Jones plans to visit Jefferson County on Saturday, then on to the Black Belt and Mobile on Sunday with another stop in Birmingham on Monday afternoon.
“The goal is to get everybody out. That’s the thing if we want to continue to ensure Alabama moves forward — moves forward and not backwards, to continue to have somebody, if I do say so myself, somebody that’s just not going to damn embarrass us,” Jones said.
“We’ve had too much of that in Alabama,” Jones said, “and I bet you it won’t be a year that Tommy Tuberville would be an embarrassment to this state because he doesn’t know the issues. He doesn’t know what to do, and he’s dang sure not going to know what to do when Donald Trump is not president of the United States.”
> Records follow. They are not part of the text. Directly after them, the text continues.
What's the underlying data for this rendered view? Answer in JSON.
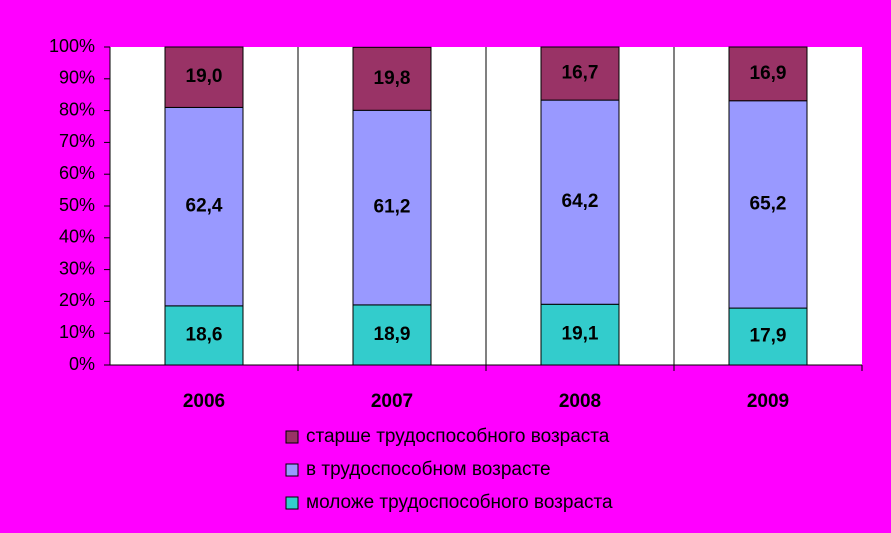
{
  "chart_data": {
    "type": "stacked_bar_100",
    "categories": [
      "2006",
      "2007",
      "2008",
      "2009"
    ],
    "series": [
      {
        "name": "моложе трудоспособного возраста",
        "color": "#33cccc",
        "values": [
          18.6,
          18.9,
          19.1,
          17.9
        ],
        "value_labels": [
          "18,6",
          "18,9",
          "19,1",
          "17,9"
        ]
      },
      {
        "name": "в трудоспособном возрасте",
        "color": "#9999ff",
        "values": [
          62.4,
          61.2,
          64.2,
          65.2
        ],
        "value_labels": [
          "62,4",
          "61,2",
          "64,2",
          "65,2"
        ]
      },
      {
        "name": "старше трудоспособного возраста",
        "color": "#993366",
        "values": [
          19.0,
          19.8,
          16.7,
          16.9
        ],
        "value_labels": [
          "19,0",
          "19,8",
          "16,7",
          "16,9"
        ]
      }
    ],
    "ylim": [
      0,
      100
    ],
    "yticks": [
      {
        "value": 0,
        "label": "0%"
      },
      {
        "value": 10,
        "label": "10%"
      },
      {
        "value": 20,
        "label": "20%"
      },
      {
        "value": 30,
        "label": "30%"
      },
      {
        "value": 40,
        "label": "40%"
      },
      {
        "value": 50,
        "label": "50%"
      },
      {
        "value": 60,
        "label": "60%"
      },
      {
        "value": 70,
        "label": "70%"
      },
      {
        "value": 80,
        "label": "80%"
      },
      {
        "value": 90,
        "label": "90%"
      },
      {
        "value": 100,
        "label": "100%"
      }
    ]
  }
}
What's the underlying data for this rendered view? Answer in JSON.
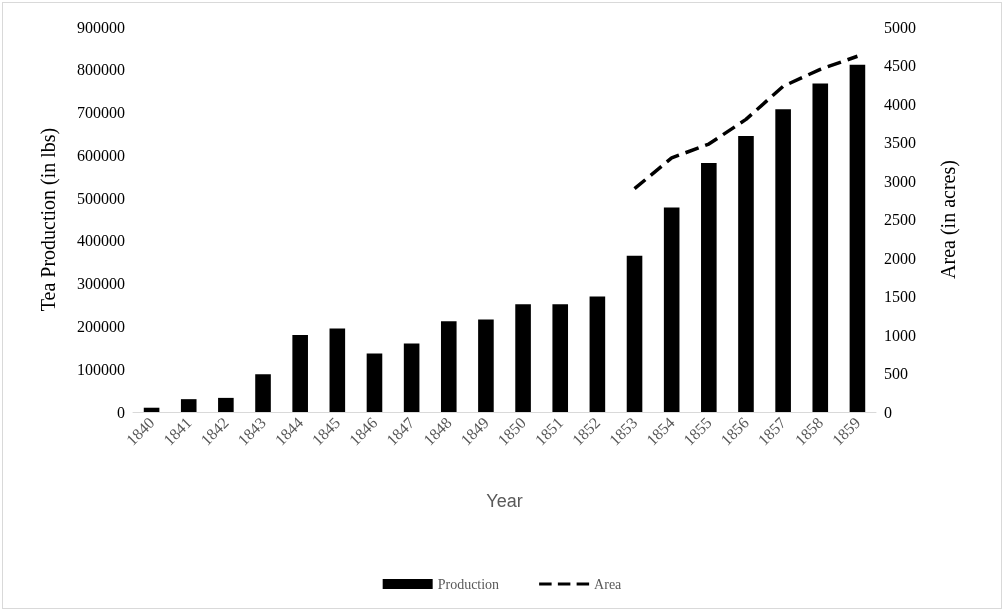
{
  "chart_data": {
    "type": "bar",
    "xlabel": "Year",
    "ylabel": "Tea Production (in lbs)",
    "y2label": "Area (in acres)",
    "categories": [
      "1840",
      "1841",
      "1842",
      "1843",
      "1844",
      "1845",
      "1846",
      "1847",
      "1848",
      "1849",
      "1850",
      "1851",
      "1852",
      "1853",
      "1854",
      "1855",
      "1856",
      "1857",
      "1858",
      "1859"
    ],
    "series": [
      {
        "name": "Production",
        "color": "#000000",
        "values": [
          10000,
          30000,
          33000,
          88000,
          180000,
          195000,
          137000,
          160000,
          212000,
          216000,
          252000,
          252000,
          270000,
          365000,
          478000,
          582000,
          645000,
          708000,
          768000,
          812000
        ]
      },
      {
        "name": "Area",
        "type": "line",
        "axis": "y2",
        "color": "#000000",
        "line_style": "dashed",
        "marker": "none",
        "values": [
          null,
          null,
          null,
          null,
          null,
          null,
          null,
          null,
          null,
          null,
          null,
          null,
          null,
          2900,
          3300,
          3480,
          3800,
          4230,
          4450,
          4620
        ]
      }
    ],
    "ylim": [
      0,
      900000
    ],
    "yticks": [
      0,
      100000,
      200000,
      300000,
      400000,
      500000,
      600000,
      700000,
      800000,
      900000
    ],
    "y2lim": [
      0,
      5000
    ],
    "y2ticks": [
      0,
      500,
      1000,
      1500,
      2000,
      2500,
      3000,
      3500,
      4000,
      4500,
      5000
    ],
    "grid": false,
    "legend": "bottom"
  }
}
Jones encouraged supporters to be skeptical of recent polling. One such recent poll, by Auburn University at Montgomery, puts Tuberville ahead of Jones by 12 percentage points, 54 to 42.1. An internal poll by Tuberville’s campaign puts Tuberville ahead by 15 percentage points, while an internal poll from the Jones camp put Jones ahead by one percentage point.
“Don’t listen to these polling folks that come in, and they don’t know Alabama, and they don’t know what they’re doing. We’re tracking this race, and I can tell you, everything has been moving in our direction the last two months,” Jones said.
People standing along roadsides holding his signs and showing support, Jones said, is “the energy we’ve got out there. That’s what you can’t poll.”
Ellen Bass of Anniston, standing outside the Calhoun County Democratic Party headquarters just after Jones spoke, told APR that she has numerous Republican friends who are voting for Jones.
“My hat’s off to them because they’re coming out,” Bass said. “They recognize that he is a better candidate.”
Ciara Smith, 21, newly elected to the Anniston City Council, told APR outside the headquarters building that Jones is the better candidate.
“I think that he’s educated. I think that he speaks with passion and heart,” Smith said. “And he knows what he’s talking about, which is important, and which is more than we can say about the other candidate.”
Speaking to APR after his speech to supporters, Jones said that he feels very good about the state of his campaign.
“Everything we’re seeing is moving in our direction,” Jones said. “And the more he stays hidden, the better it is for us.”